Miguel Núñez bases his work on the contemplation of the environment and the embrace of tradition, giving rise to representations of classical sculptures and other archaeological elements in the natural environment. Dramatised compositions where the archaeological manifests personal concerns and the landscape is understood as something to be lived and not to be seen.
Abstraction is also very present in his work, not in a visible way but in a conceptual way during the process, since abstract painting, like all constructed things, is subject to a well-defined limitation. In his case that limitation is his own experience with painting. His interest in classical sculpture is due to the fact that they determined human representation at the most dignified level. Therefore, when he deals with concrete objects, they must possess an abstract dignity that he only finds in an adequate form in antiquity.

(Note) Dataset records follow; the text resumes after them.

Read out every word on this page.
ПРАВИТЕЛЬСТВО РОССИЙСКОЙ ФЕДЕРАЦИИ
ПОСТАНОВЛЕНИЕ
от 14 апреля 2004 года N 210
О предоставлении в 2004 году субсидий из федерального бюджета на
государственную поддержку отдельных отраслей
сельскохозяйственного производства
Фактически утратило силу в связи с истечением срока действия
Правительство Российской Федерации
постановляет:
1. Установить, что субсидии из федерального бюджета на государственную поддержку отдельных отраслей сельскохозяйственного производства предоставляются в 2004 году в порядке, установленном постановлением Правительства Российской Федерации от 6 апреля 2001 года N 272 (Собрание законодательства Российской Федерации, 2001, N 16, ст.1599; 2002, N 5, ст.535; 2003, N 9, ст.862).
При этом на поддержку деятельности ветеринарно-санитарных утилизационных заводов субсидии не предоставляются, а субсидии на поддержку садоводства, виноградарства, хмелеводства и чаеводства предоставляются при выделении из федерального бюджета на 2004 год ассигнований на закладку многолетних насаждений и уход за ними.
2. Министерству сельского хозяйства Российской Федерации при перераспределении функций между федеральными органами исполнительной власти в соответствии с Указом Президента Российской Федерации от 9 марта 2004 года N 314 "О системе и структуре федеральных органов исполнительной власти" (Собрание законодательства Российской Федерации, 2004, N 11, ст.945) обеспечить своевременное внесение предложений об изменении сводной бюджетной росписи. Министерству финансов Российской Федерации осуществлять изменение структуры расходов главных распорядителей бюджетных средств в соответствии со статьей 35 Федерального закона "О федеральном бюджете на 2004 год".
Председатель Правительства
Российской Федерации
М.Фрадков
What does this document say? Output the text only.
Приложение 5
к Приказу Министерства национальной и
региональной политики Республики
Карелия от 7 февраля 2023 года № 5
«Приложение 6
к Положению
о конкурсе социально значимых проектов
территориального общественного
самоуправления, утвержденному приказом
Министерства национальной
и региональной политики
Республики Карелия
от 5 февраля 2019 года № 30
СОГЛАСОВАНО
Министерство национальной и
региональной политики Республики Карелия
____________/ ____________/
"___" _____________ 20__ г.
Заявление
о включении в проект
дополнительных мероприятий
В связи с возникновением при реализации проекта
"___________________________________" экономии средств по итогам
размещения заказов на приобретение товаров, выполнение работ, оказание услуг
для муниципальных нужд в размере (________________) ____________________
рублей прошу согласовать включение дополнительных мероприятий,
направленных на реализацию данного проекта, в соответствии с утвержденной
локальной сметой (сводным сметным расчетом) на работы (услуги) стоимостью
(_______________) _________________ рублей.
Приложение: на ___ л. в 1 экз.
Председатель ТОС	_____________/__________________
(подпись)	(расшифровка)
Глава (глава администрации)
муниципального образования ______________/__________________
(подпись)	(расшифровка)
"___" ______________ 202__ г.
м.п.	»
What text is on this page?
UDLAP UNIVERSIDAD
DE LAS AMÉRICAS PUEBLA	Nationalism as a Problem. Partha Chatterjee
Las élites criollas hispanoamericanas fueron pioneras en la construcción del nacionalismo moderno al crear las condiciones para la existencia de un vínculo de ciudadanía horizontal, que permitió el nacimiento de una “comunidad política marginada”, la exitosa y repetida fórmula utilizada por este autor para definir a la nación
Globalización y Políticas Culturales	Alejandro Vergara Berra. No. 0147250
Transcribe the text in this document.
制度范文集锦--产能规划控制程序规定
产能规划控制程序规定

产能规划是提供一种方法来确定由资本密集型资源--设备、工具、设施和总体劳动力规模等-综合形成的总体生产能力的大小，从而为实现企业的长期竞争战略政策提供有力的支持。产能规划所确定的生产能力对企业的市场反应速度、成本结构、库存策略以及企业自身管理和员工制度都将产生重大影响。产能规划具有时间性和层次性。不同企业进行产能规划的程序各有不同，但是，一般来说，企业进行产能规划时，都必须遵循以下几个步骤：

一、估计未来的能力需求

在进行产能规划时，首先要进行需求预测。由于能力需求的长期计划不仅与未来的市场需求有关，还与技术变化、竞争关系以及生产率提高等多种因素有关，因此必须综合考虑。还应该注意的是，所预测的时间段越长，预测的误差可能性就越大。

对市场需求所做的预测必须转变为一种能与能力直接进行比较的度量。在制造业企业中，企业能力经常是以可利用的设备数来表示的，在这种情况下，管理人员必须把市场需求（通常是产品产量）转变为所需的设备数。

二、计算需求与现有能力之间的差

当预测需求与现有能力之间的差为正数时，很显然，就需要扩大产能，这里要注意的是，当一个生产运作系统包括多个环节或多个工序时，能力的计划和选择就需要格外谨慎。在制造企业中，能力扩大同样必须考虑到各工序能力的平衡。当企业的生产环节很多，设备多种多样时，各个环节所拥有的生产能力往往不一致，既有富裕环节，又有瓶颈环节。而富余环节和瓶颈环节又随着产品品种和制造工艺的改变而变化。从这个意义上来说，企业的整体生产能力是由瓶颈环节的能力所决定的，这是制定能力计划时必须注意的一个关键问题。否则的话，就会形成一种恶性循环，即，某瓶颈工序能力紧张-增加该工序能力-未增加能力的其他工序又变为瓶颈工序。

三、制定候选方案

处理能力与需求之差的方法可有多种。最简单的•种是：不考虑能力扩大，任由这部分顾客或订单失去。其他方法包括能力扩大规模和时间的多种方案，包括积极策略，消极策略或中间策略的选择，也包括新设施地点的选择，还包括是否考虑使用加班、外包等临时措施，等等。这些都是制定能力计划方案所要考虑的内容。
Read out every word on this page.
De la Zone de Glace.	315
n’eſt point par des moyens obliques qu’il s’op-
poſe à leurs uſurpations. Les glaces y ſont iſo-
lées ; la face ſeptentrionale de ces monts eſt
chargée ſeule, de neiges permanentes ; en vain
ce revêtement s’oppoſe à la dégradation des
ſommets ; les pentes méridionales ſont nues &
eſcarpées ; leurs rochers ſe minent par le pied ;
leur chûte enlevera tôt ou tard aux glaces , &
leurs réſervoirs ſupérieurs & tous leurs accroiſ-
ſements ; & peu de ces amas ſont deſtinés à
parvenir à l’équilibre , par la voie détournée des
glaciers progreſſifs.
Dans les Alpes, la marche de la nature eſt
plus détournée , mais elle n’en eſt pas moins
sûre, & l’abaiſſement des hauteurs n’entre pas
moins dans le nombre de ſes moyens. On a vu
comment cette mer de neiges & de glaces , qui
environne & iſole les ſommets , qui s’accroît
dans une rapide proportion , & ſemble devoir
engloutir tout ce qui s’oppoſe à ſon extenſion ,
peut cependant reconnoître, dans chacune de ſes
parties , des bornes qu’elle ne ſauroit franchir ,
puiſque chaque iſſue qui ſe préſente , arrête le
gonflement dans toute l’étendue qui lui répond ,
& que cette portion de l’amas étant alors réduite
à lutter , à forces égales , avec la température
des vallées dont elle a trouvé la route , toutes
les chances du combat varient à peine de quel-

In his use of metaphor, the artist is attracted by Paul Ricoeur's definition of metaphor as that rhetorical process by which discourse releases the power of certain fictions to rewrite reality.
It is a matter of experimenting and slowly threading together multiple pictorial languages, understanding painting as the dynamic obtaining of solutions that end up configuring a creative itinerary. This is the reason for the development of a technique that is in accordance with one's own temperament so that it allows one to express what one wants to express.